Avec la collaboration de Mme [V], Attachée de justice
GREFFIER : Mme REA
PARTIES :
DEMANDEUR A LA CONTRAINTE
[4] ANCIENNEMENT DENOMME [5], dont le siège social est sis [Adresse 6]
représenté par Me Julie GIRY, avocat au barreau de PARIS, vestiaire : D0729
DEMANDEUR A L’OPPOSITION A CONTRAINTE
Monsieur [K] [H], demeurant [Adresse 1]
non représenté
Clôture prononcée le : 04 septembre 2025
Date de délibéré indiquée par le Président : 17 octobre 2025
Jugement prononcé par mise à disposition au greffe du 17 octobre 2025.
EXPOSE DU LITIGE
M. [K] [H] a été inscrit sur la liste des demandeurs d’emploi le 5 octobre 2018 et ses droits à l’allocation d’aide au retour à l’emploi (ARE) lui ont été ouverts à compter du 28 octobre 2018.
Par courrier du 17 octobre 2019, [4] (anciennement [5]) a notifié à M. [K] [H] un trop-perçu d’un montant de 13 418,86 euros correspondant aux allocations ARE versées de décembre 2018 à mai 2019.
Par courriers des 23 décembre 2019 et 27 octobre 2023, [4] (anciennement [5]) a mis en demeure M. [K] [H] de rembourser les trop-perçus.

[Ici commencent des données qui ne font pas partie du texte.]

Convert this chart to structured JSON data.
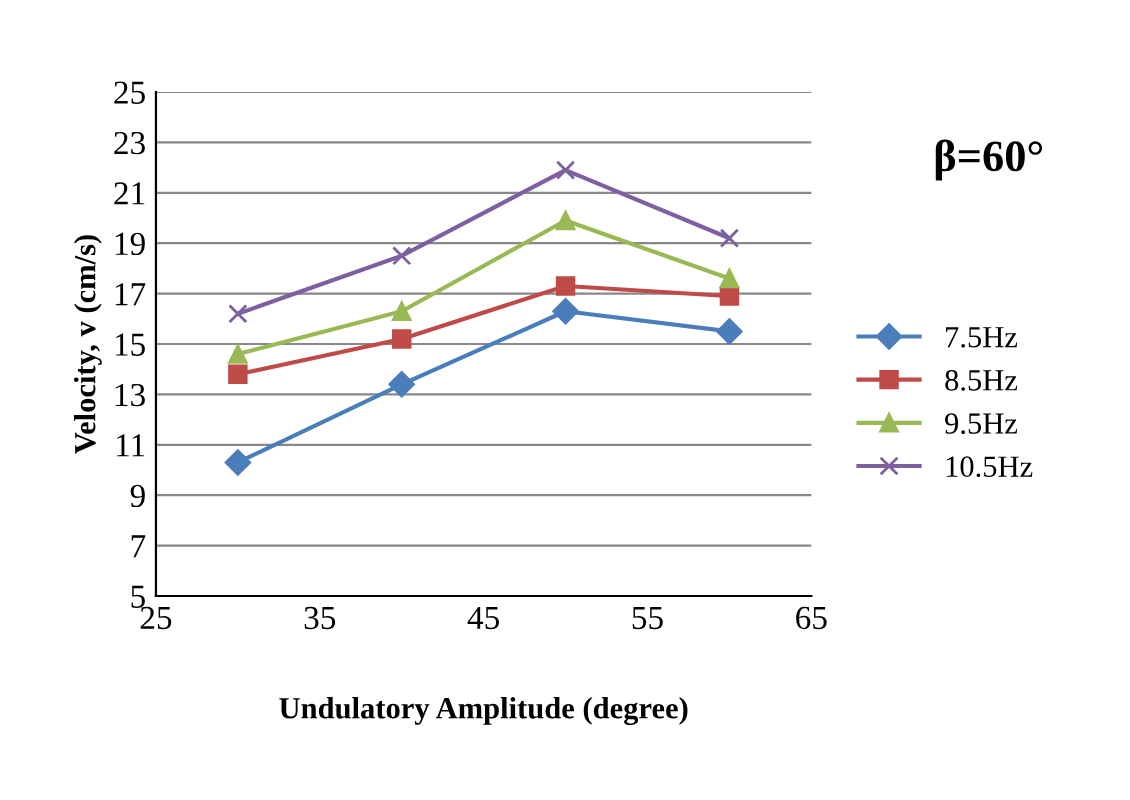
{
  "chart_data": {
    "type": "line",
    "xlabel": "Undulatory Amplitude (degree)",
    "ylabel": "Velocity, v (cm/s)",
    "annotations": [
      "β=60°"
    ],
    "x": [
      30,
      40,
      50,
      60
    ],
    "series": [
      {
        "name": "7.5Hz",
        "color": "#4a7ebb",
        "marker": "diamond",
        "values": [
          10.3,
          13.4,
          16.3,
          15.5
        ]
      },
      {
        "name": "8.5Hz",
        "color": "#be4b48",
        "marker": "square",
        "values": [
          13.8,
          15.2,
          17.3,
          16.9
        ]
      },
      {
        "name": "9.5Hz",
        "color": "#98b954",
        "marker": "triangle",
        "values": [
          14.6,
          16.3,
          19.9,
          17.6
        ]
      },
      {
        "name": "10.5Hz",
        "color": "#7d60a0",
        "marker": "cross",
        "values": [
          16.2,
          18.5,
          21.9,
          19.2
        ]
      }
    ],
    "xlim": [
      25,
      65
    ],
    "xticks": [
      25,
      35,
      45,
      55,
      65
    ],
    "ylim": [
      5,
      25
    ],
    "yticks": [
      5,
      7,
      9,
      11,
      13,
      15,
      17,
      19,
      21,
      23,
      25
    ],
    "grid": "y",
    "legend": "right",
    "line_style": "solid"
  }
}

Suivant signification du 29 janvier 2024, [4] (anciennement [5]) a signifié à M. [K] [H] une contrainte n° [Numéro identifiant 7] le condamnant à payer un montant en principal de 13 424,24 €, en répétition de l’indu au titre d’une activité non-déclarée entre le 1er décembre 2018 et le 31 mai 2019.
Par lettre du 7 février 2024 expédiée par courrier recommandé avec accusé de réception, reçu par les services du greffe du tribunal judiciaire de Créteil le 14 février 2024, M. [K] [H] a formé opposition à la contrainte susmentionnée devant le tribunal judiciaire de céans.

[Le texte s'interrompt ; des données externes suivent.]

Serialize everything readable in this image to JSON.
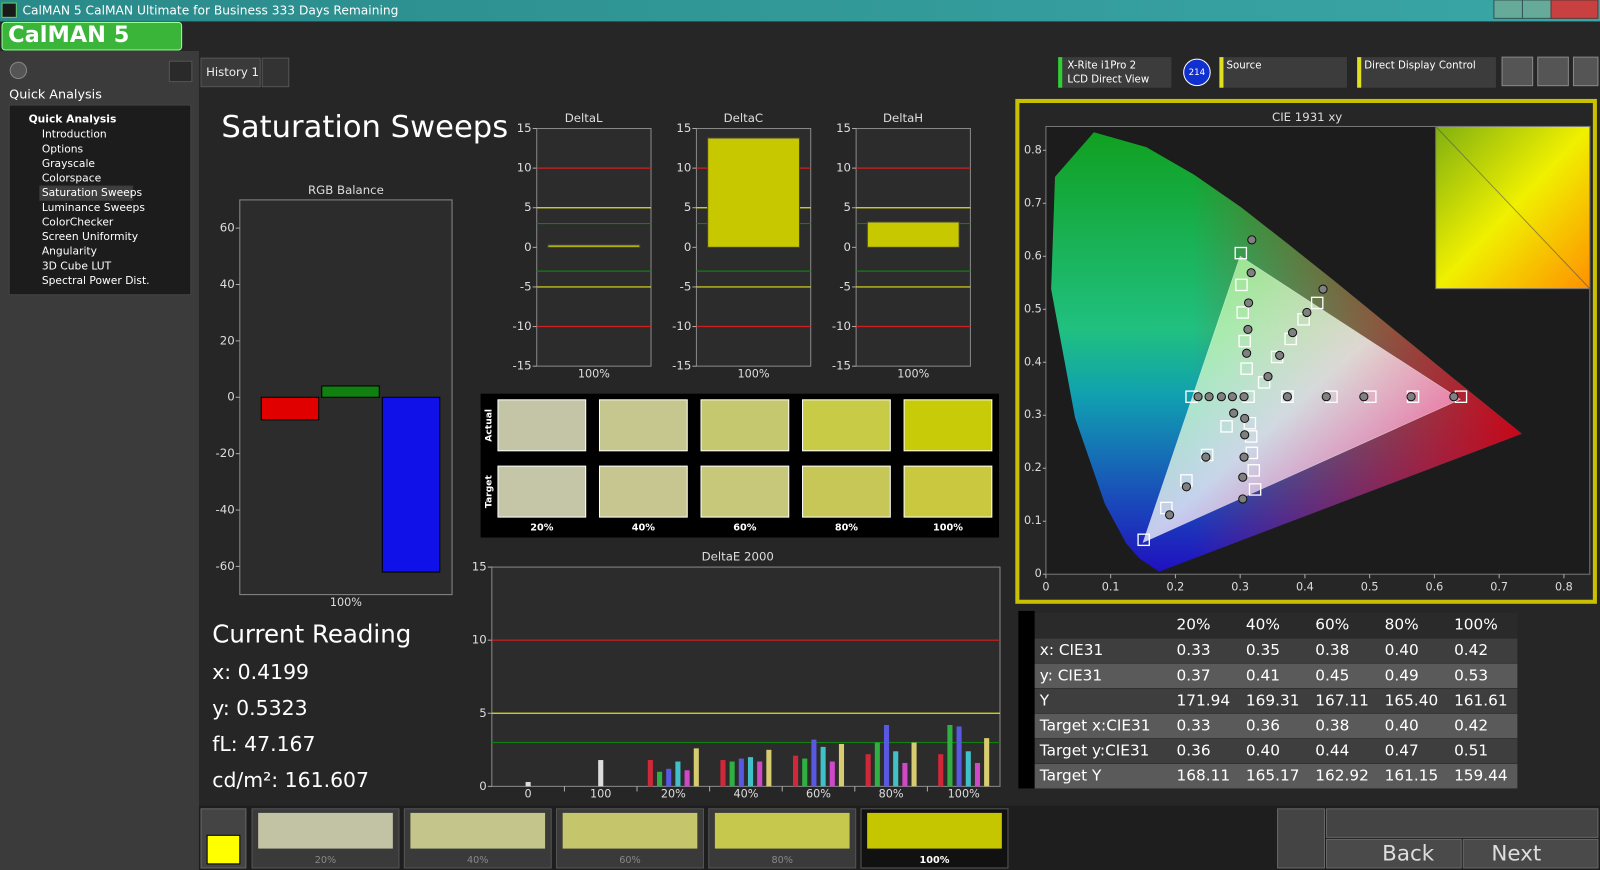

Par ordonnance du 21 février 2025, le juge de la mise en état a écarté la fin de non-recevoir soulevée par [4] (anciennement [5]) tendant à ce que l’action en opposition à contrainte de M. [K] [H] soit déclarée forclose.
EXPOSE DES PRÉTENTIONS ET MOYENS
Dans ses dernières conclusions notifiées le 29 avril 2025, [4] (anciennement [5]) demande à la juridiction, au visa des articles L. 5411-2 et R. 5411-6 et suivants du Code du travail, des articles 1302 et 1302-1 du Code civil et L. 5426-2 du Code du travail, ainsi que du décret n°2019-797 du 26 juillet 2019, de :
« DECLARER [4] recevable en ses demandes et l’y déclarer bien fondé,
Ce faisant,
CONDAMNER Monsieur [H] à payer à [4] la somme de 13.424,15 euros au titre des allocations chômage indues,
DEBOUTER Monsieur [H] de l’intégralité de ses demandes, fins et conclusions,
CONDAMNER Monsieur [H] à payer à [4] la somme de 4.000 euros au titre de l’article 700 du Code de procédure civile,
RAPPELER que l’exécution provisoire est de droit,
CONDAMNER Monsieur [H] aux entiers dépens. »
M. [K] [H] n’a pas constitué avocat à la date du premier appel de l’affaire devant le juge de la mise en état. La représentation par avocat étant obligatoire devant le tribunal judiciaire, il sera ainsi statué par jugement réputé contradictoire en application de l’article 472 du Code de procédure civile.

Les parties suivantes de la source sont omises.